La paix à offrir (2)

 Je l’ai compris auprès d’une femme qui n’avait plus que quelques jours à vivre.


J’entre dans une chambre de l’unité de soins palliatifs où je travaille. Cette femme est là, alitée. Elle m’accueille avec un sourire. Elle est fatiguée mais une douceur intérieure lisse les traits de son visage. Je m’assieds sur le rebord de son lit. Spontanément, elle me prend la main et me regarde en silence. Elle hésite, comme si elle cherchait ses mots. «Je vais bien, me dit-elle presque dans un souffle. Je ne comprends pas pourquoi... mais je vais bien. »

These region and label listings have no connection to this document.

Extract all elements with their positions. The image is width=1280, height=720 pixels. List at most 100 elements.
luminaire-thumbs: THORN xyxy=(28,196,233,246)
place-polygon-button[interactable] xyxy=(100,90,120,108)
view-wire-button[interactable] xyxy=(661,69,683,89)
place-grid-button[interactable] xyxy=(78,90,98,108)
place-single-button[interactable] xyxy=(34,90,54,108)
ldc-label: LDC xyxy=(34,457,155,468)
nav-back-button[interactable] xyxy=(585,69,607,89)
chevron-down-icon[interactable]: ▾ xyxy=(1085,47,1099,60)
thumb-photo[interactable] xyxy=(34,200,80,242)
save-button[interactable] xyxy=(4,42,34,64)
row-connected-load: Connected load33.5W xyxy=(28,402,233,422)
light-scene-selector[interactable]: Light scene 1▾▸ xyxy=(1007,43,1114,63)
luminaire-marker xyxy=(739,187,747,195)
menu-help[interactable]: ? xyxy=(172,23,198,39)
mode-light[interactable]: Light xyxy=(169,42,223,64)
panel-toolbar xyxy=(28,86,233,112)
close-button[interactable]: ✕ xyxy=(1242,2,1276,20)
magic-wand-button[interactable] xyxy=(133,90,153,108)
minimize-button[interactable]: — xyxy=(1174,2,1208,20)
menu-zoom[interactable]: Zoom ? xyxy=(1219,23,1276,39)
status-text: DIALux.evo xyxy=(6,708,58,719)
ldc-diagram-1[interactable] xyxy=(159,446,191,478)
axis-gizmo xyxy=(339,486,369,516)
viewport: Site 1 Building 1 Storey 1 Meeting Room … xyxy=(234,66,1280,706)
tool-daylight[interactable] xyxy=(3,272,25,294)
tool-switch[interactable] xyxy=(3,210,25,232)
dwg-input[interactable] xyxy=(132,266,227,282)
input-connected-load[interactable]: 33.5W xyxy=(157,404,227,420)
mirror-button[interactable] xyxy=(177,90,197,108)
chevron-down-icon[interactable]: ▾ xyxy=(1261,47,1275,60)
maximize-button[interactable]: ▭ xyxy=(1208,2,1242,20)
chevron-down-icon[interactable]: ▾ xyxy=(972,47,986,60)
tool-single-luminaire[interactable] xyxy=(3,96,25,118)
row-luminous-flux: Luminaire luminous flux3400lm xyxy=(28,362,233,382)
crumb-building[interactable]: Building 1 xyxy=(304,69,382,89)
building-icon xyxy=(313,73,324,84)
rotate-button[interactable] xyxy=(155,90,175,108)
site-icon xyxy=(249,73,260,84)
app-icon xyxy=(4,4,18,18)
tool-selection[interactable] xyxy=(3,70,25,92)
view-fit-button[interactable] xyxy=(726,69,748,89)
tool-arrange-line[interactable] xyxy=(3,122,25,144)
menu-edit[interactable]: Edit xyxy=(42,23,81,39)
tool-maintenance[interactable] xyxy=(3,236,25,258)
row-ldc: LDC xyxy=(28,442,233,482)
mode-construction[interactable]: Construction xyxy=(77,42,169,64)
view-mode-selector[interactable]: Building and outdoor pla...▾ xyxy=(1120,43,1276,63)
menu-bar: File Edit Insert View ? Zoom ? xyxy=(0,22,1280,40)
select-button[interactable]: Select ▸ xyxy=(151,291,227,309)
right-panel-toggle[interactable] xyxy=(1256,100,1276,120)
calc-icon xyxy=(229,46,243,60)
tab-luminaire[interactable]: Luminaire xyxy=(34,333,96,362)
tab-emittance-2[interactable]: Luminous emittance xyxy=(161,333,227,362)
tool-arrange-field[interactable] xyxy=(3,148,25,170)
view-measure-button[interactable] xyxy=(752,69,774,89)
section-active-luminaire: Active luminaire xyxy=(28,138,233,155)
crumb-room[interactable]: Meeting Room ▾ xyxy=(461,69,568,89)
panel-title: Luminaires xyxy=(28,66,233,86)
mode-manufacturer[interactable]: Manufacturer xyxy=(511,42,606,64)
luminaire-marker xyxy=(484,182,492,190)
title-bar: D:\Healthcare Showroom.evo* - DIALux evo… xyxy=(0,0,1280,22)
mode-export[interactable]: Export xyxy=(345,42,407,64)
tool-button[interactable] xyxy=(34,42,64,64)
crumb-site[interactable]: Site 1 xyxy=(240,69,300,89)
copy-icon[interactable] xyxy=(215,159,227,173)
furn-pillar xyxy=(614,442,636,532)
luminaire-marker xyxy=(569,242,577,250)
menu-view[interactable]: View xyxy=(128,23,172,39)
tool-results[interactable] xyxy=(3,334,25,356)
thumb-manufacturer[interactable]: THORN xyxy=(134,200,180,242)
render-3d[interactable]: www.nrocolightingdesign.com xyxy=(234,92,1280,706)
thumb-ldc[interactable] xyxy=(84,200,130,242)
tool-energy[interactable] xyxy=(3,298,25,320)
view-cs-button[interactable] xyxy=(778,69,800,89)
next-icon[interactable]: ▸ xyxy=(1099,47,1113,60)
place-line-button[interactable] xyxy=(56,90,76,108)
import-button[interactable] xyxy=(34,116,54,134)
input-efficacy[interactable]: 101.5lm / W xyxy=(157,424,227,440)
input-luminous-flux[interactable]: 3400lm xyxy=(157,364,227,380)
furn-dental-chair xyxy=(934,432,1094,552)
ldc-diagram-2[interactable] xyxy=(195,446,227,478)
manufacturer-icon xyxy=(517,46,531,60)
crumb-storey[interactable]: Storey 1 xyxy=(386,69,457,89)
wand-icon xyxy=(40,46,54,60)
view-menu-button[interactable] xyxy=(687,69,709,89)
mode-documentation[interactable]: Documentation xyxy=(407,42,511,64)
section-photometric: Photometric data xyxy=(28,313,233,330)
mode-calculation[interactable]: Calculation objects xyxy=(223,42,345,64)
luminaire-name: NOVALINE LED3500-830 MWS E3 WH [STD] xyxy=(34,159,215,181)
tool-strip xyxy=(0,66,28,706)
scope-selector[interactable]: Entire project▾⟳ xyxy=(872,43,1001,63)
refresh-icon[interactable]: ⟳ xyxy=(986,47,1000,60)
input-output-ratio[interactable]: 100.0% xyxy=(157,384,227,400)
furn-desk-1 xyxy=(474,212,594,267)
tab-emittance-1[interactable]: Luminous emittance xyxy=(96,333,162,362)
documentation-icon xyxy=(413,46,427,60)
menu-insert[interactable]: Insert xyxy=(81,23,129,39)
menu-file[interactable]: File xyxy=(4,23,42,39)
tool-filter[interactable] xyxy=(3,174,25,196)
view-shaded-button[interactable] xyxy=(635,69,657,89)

Elle est pourtant en train de vivre ses derniers jours. C’est étrange : l’un après l’autre, elle perd les supports de ce qui a constitué sa personne tout au long de son existence. Son corps l’abandonne. Il s’épuise et s’amaigrit. Elle a perdu depuis longtemps son statut professionnel et a renoncé aux projets qui étaient ses moteurs de vie. Elle sait qu’elle est en train de perdre sa place dans le monde des vivants qui continueront à vivre quand elle ne sera plus... Tant de pertes successives, tant de renoncements. La perte inexorable de tout ce qui lui permettait de dire : «Je suis cette personne. Ceci est “moi”.» Et pourtant, aujourd’hui, alors qu’elle est profondément engagée dans le deuil d’elle-même, elle me dit : «Je vais bien.» Cet état de quiétude arrive si rarement chez une personne en fin de vie que j’éprouve le besoin de rester auprès d’elle. Pour m’en imprégner. Pour comprendre aussi ce qui se passe sous mes yeux car, de façon troublante, je me sens aussi pénétré par cette tranquillité si paradoxale, alors que la mort s’annonce.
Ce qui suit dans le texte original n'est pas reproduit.